Despite some scepticism, a deal is likely to be agreed. The scepticism stems from previous false dawns (in June 2011 and November 2012), in which Egypt seemed to be on the verge of an agreement with the IMF only to pull out in the last minute.
But the potential for reaching an agreement this time is more credible for three reasons. First, there has been official statements from the minister of finance, the prime minister and even the president admitting negotiations have been taking place for three months and suggesting a deal is likely to be in the offing. Second, Egypt is in a rather desperate position now given the large deviation between the official and market exchange rates, the low level of reserves and the reduced support from the Gulf. Third, there has been progress on the implementation of some of the policies required by the IMF, including the recent approval of the civil service law (which controls spending on public sector employees) and the value-added tax (VAT), which is expected to be approved by parliament in September.
All in all, the likelihood of a deal is high, probably around 80%.
Will the official price of the dollar increase above 10 pounds by end-2016 if an agreement is reached?
Historical experience suggests not. Egypt had three programmes with the IMF in the 1990s, and none of them resulted in a devaluation of the official rate by more than 3% four months after the start of the programme. This is quite far from the 14% devaluation required to push the official exchange rate (currently at 8.88) above 10.
Furthermore, for every argument favouring sharp devaluation, there is a counterargument against it:
- Yes, the IMF would favour a flexible exchange rate regime, which is likely to result in a depreciation of the pound closer to the market value.
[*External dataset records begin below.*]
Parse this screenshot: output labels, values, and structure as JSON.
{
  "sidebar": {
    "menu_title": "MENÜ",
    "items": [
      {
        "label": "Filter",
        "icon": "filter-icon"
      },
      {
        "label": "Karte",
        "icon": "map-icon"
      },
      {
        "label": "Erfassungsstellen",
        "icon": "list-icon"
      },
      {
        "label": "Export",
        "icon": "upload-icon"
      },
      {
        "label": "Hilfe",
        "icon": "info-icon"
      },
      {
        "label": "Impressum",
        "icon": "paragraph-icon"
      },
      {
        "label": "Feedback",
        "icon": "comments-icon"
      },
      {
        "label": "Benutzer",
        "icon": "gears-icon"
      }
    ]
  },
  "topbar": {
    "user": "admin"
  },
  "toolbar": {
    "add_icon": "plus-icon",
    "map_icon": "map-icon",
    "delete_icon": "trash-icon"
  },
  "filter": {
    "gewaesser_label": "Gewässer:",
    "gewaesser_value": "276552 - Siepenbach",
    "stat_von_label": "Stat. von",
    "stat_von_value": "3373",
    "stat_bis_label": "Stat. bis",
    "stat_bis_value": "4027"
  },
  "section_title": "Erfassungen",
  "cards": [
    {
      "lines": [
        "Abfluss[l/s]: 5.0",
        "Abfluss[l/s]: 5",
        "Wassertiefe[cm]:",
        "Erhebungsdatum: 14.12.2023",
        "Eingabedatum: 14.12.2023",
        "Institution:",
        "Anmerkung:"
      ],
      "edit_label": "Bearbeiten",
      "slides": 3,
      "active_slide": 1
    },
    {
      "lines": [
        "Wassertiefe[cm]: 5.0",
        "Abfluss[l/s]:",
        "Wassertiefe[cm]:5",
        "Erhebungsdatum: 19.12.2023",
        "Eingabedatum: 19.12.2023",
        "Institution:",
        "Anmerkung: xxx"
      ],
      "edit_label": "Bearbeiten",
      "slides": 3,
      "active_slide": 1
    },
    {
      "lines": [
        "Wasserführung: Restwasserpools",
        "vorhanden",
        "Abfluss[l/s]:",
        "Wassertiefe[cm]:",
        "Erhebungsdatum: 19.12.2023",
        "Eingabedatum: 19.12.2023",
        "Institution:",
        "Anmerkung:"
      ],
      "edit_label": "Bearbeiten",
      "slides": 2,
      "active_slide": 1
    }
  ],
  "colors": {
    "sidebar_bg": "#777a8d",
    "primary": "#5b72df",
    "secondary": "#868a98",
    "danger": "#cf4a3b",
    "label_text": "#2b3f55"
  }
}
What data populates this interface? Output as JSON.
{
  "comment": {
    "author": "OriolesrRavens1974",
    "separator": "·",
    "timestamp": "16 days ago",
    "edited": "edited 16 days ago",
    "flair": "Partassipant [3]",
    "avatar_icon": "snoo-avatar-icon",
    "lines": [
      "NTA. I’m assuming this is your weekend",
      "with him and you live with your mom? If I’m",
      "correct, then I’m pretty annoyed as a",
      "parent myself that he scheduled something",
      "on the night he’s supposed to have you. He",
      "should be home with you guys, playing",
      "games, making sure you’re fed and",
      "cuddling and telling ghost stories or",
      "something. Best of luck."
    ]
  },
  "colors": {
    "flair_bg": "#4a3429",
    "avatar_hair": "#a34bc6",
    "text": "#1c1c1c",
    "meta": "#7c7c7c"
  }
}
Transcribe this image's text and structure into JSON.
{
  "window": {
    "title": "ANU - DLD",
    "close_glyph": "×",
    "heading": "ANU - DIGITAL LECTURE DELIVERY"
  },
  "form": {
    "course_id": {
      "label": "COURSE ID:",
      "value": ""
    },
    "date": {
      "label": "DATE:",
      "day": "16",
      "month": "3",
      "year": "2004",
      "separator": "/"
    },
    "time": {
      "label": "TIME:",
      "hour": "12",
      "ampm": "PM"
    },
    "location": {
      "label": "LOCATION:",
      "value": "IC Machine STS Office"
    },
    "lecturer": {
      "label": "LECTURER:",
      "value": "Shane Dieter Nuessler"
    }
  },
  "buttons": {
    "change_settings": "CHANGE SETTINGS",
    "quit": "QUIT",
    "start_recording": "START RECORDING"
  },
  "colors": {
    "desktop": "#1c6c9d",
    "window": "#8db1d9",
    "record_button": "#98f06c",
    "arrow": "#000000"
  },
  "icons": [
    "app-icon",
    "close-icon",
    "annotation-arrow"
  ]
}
But inflation is high (14%) and should rise with the likely implementation of the VAT. This may convince the negotiating parties to delay the depreciation until inflation has moderated.
- Yes, the projected $7bn of loans per year fall short of Egypt’s financing needs, forecast at $8bn in 2016 ($12bn current account deficit minus $4bn foreign direct investment). But the gap is small and could be filled with support from the Gulf, higher foreign investments or other financial flows.
- Yes, the Egyptian authorities may devalue the currency ahead of the deal as a sign of goodwill towards the IMF. Indeed, a large devaluation had preceded the programme of 1991-93. But any devaluation should be delayed until sufficient reserves have been built up to ensure its stability. Otherwise, the official price may end up chasing its tail.
Overall, the likelihood of a sharp devaluation of the official exchange rate is low; maybe as low as 25%.
Conclusion. Egypt is likely to agree on a loan deal with the IMF. The IMF team has started a visit to Cairo on 30 July and a staff-level agreement may be concluded at the end of the two-week trip. The agreement could get formal approval from the IMF Executive Board by September/October. It is unlikely to lead to a large devaluation in Egypt’s official exchange rate before the end of the year.